From the four options listed we can calculate an advancement count of each option. The advancement count is the number of events that will become part of the tipset if selected as the other-parent. The count is starting after the tipset snapshot and includes the new event itself. Here’s the results of the example above:
Option
Advancement Count
Tipset mapping
1
3
Event 107, Event 106, Event 104
2
Event 107, Event 104
Event 107, Event 102
4
Event 107, Event 105, Event 10
When evaluated there are two options with the highest advancement count: options 1 and 4. If one of the choices has a higher score than the other, it is chosen and a new event is created with the selected parent. In the event of a tie, as in our case, the algorithm will randomly select an event from the two options.
Note: The example above has been simplified for illustrative purposes and differs from actual implementation. Please refer to the detailed description on Github for further reference.
The optimized other-parent selection feature was integrated into Release 41, which was deployed on the network on September 20, 2023. Upon analyzing the data, several favorable outcomes of this change became evident.
One noteworthy observation is that this optimization has allowed Hedera to maintain its transaction volume and latency while reducing the number of events shared between nodes by about half. As mentioned earlier, this improvement streamlines the consensus process, achieving the same results with a significantly lower event count.
The Grafana dashboard above provides a visual representation of the average number of events sent out by a node per second.

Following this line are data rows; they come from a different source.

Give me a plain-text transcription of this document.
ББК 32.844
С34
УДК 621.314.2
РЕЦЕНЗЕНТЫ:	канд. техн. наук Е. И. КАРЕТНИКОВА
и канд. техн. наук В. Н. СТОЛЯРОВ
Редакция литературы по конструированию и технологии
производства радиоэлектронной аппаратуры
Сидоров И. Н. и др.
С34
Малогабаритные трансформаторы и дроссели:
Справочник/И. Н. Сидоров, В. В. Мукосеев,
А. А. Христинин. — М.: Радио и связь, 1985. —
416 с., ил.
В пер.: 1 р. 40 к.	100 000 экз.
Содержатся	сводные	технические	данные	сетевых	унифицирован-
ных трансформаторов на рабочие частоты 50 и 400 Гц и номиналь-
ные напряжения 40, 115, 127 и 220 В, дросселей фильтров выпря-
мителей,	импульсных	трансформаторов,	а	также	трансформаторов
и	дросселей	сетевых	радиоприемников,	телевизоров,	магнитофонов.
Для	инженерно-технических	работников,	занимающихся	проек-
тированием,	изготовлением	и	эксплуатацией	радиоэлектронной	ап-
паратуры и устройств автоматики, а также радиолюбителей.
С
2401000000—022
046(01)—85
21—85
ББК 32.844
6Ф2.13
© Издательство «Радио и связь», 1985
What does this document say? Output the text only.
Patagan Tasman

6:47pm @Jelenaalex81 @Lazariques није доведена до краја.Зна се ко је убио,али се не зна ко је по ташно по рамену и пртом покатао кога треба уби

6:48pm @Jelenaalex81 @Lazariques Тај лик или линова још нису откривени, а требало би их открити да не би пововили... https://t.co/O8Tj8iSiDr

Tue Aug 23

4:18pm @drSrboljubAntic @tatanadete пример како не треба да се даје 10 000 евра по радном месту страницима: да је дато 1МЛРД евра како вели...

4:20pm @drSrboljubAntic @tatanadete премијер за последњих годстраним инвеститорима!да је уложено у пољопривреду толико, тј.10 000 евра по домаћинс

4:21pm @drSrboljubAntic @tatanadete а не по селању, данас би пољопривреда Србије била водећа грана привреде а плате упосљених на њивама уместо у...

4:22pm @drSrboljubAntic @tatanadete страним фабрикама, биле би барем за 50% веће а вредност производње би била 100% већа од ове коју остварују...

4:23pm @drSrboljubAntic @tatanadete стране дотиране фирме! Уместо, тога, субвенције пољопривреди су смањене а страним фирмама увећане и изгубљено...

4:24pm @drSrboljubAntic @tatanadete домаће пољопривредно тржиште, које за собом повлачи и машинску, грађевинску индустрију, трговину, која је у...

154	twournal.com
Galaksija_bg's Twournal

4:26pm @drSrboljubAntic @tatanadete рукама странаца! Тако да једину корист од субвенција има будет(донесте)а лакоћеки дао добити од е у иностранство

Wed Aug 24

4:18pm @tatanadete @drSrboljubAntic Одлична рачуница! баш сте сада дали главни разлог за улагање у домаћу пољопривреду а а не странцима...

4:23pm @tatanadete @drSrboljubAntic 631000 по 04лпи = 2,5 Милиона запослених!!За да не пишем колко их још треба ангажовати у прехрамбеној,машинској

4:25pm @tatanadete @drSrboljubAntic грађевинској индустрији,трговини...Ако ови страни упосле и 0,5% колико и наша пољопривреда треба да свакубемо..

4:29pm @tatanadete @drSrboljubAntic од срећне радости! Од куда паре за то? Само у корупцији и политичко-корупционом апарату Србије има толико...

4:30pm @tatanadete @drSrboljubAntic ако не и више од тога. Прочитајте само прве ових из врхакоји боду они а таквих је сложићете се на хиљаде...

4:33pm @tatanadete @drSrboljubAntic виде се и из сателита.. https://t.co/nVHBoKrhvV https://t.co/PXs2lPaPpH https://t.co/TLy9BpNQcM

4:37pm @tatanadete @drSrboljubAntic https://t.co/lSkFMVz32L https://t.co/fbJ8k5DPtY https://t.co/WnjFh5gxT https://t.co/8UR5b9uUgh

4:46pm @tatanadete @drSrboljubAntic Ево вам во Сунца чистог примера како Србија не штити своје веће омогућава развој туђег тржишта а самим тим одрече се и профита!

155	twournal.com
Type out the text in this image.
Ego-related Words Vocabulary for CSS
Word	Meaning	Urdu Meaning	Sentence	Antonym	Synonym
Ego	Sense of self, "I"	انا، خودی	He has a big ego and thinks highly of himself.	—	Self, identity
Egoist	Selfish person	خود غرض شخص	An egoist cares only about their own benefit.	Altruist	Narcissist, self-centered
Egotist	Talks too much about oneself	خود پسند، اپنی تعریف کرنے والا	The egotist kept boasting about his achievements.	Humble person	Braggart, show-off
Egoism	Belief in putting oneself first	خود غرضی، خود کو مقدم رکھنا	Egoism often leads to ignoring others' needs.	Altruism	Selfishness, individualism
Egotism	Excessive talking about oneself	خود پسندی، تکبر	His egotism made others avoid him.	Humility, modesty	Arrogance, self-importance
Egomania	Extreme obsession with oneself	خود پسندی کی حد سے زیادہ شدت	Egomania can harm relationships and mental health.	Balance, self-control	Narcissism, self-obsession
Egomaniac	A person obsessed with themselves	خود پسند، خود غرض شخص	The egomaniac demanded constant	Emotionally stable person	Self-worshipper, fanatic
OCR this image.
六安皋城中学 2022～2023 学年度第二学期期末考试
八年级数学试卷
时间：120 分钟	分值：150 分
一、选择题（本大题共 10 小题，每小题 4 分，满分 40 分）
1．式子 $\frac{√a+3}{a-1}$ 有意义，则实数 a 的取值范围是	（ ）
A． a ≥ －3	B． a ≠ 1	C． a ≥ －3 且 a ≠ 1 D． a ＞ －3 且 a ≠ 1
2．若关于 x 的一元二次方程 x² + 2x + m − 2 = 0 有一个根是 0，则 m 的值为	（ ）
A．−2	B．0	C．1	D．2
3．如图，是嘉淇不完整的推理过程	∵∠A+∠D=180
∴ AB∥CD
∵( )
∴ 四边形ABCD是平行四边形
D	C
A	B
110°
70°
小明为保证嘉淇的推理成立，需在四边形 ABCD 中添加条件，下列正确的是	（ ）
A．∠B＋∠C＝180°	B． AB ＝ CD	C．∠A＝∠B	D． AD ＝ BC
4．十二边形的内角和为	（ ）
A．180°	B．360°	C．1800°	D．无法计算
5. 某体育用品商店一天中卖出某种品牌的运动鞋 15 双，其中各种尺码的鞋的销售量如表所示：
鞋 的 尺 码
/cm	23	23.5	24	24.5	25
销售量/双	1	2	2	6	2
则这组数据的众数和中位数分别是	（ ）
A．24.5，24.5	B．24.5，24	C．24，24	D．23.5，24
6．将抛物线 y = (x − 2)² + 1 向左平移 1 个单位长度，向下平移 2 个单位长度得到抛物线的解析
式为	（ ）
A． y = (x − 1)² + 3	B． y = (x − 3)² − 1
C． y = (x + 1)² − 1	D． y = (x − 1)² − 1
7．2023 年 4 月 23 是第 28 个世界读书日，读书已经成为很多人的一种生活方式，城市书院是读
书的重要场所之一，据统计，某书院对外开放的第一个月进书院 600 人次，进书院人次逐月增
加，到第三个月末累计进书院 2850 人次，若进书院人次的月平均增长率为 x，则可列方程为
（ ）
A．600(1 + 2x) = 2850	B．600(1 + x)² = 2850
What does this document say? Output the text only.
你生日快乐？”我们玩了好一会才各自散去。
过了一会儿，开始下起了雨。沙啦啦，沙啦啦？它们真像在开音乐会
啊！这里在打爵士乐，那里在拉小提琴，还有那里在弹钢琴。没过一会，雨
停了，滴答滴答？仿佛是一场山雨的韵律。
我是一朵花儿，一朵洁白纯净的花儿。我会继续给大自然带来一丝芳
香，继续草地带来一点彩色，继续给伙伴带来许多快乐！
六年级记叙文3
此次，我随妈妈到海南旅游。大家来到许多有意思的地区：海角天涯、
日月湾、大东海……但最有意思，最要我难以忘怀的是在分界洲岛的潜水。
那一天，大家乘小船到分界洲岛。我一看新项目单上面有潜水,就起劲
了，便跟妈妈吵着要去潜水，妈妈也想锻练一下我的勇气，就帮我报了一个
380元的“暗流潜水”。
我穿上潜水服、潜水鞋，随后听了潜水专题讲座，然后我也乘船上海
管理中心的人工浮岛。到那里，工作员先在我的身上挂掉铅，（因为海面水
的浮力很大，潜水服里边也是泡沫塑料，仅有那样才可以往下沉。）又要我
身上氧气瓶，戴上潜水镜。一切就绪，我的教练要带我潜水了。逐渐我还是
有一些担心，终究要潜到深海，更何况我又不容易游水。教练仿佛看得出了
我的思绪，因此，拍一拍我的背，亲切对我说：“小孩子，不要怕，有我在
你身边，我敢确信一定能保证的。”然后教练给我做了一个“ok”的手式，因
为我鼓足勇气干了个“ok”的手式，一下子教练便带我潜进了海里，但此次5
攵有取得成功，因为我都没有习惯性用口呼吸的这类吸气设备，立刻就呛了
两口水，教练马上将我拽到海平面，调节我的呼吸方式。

There is a noticeable and sustained decrease of almost 50% immediately following the deployment of Release 41. This graph highlights the significant impact of the optimization introduced in this release.
System throttles play a pivotal role in upholding the stability of the Hedera network. They serve as essential safeguards that help prevent the system from scaling resources to a point of potential overload and maximum capacity breach.
A new tipset related throttle, MaxCreationRate, has been introduced to govern the maximum rate at which a node can generate events. This addition has demonstrated remarkable effectiveness in regulating the event creation rate.
This can be observed in the Grafana dashboard below, which uses various colors to illustrate the mean number of events generated by each node on Mainnet.
Before Release 41 was deployed, there was significant variability in the number of events generated by nodes across the network. However, after Release 41 on September 20, 2023, the event creation rate exhibits a consistent, flatline pattern that is largely uniform across nodes. This development presents an additional method for fine-tuning the network, ensuring it maintains steady and reliable performance as it adapts to the evolving demands of the network over time.
These initial results indicate that the optimizations have made substantial strides in enhancing efficiency, paving the way for sustained usage growth while upholding performance and latency standards.
Key takeaways from these optimizations include:
Maintained throughput and performance.
A remarkable reduction of approximately half the number of events created per second.
Introduction of a new parameter for network tuning.
Optimizations like these, implemented at the core protocol level, consistently bolster the performance and scalability of decentralized applications on the Hedera network. Thank you to all of the Hedera contributors for continuing to push the boundaries of low latency, high throughput, and massive scale.